Things were different not so long ago. When I was a child, I loved the majesty of the Catholic Mass. I couldn’t get enough! I would go every day if they let me. I loved the feel, the smells, the bells, the majestic word play, the meaning, and the artistry of that which we so often – as Catholics – now take for granted. Bishop Robert Barron said it best with,“Catholic life is about joy, it’s about the attitude, it’s about how to become happy, and happiness comes from self-giving.” That, for me, is the Mass.

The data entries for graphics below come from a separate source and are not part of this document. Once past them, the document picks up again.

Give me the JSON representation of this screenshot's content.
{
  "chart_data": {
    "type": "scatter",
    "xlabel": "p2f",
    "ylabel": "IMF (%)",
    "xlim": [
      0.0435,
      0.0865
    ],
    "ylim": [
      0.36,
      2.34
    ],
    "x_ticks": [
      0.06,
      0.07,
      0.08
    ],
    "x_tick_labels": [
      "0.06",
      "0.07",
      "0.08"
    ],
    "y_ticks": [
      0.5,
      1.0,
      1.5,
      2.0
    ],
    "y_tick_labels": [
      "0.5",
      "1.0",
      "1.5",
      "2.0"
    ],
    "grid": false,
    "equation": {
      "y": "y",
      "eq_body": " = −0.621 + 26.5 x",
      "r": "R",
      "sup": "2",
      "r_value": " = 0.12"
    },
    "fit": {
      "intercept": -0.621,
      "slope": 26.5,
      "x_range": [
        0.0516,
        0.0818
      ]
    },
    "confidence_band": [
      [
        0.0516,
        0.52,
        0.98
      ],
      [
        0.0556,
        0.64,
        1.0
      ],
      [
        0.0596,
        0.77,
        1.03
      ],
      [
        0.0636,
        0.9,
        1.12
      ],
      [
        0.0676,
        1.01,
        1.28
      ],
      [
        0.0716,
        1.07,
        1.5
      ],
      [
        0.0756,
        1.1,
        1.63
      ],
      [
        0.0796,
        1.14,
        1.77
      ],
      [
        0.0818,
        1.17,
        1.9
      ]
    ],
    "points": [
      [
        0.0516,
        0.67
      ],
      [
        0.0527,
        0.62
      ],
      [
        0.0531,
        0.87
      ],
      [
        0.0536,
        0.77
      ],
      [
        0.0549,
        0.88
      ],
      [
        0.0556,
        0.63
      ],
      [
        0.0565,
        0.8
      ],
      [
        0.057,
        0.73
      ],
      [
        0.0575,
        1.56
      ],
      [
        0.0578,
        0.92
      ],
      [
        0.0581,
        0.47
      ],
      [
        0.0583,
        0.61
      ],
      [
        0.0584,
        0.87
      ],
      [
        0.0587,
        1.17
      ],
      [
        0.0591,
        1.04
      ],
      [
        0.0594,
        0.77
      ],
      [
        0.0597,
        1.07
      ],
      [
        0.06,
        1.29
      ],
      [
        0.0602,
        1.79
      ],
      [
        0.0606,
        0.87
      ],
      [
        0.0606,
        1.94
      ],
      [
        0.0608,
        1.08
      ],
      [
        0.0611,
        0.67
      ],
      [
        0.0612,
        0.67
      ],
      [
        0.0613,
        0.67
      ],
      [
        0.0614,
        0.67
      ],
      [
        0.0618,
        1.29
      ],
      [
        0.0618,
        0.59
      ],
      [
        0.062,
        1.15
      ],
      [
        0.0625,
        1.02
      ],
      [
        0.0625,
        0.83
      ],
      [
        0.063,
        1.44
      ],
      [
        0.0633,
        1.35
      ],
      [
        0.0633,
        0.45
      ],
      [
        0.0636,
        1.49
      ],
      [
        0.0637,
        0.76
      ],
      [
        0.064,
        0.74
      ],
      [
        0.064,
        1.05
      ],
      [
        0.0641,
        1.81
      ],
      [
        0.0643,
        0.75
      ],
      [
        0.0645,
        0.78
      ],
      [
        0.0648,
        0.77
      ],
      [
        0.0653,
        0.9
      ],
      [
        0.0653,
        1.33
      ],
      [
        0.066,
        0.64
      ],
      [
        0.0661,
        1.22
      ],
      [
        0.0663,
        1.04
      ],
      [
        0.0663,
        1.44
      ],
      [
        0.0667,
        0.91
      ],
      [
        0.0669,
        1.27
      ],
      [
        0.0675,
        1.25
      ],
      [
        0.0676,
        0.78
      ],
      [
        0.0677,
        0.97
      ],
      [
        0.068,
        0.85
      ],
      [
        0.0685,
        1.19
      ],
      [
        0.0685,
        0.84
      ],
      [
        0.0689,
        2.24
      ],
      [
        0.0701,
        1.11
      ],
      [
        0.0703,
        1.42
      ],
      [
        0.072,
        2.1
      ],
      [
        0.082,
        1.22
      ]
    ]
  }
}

That is why beginning this Advent, we will gather for four sessions and try and allow ourselves to become a people in love with the Mass again! I pray you will join me as we become transformed by our encounter with the Christ we love so much. Perhaps we will finally allow Heaven to fall upon us on a weekly basis as we gather for the experience that will one day bring us to eternal life.

The word is used during the conclusion of the celebration, when the priest or deacon says in Latin is ‘Ite, missa est’. The literal translation of this phrase is, “Go, it has been sent.”  In these humble words, there’s less of that business about enduring wretched misery in our world in anticipation of reward in the next every time the priest, in the place of Christ, sends forth his parishioners into the world so that they may be beacons of light, set on a hill for all to see.

St. Francis once said, “Let the entire man be seized with fear; let the whole world tremble; let heaven exult when Christ, the Son of the Living God, is on the altar in the hands of the priest. O admirable height and stupendous condescension! O humble sublimity! O sublime humility! that the Lord of the universe, God and the Son of God, so humbles Himself that for our salvation He hides Himself under a morsel of bread.”
 
Will you join me and become a beacon of light, too, as we witness the Miracle found within each morsel of mere bread changed just for us?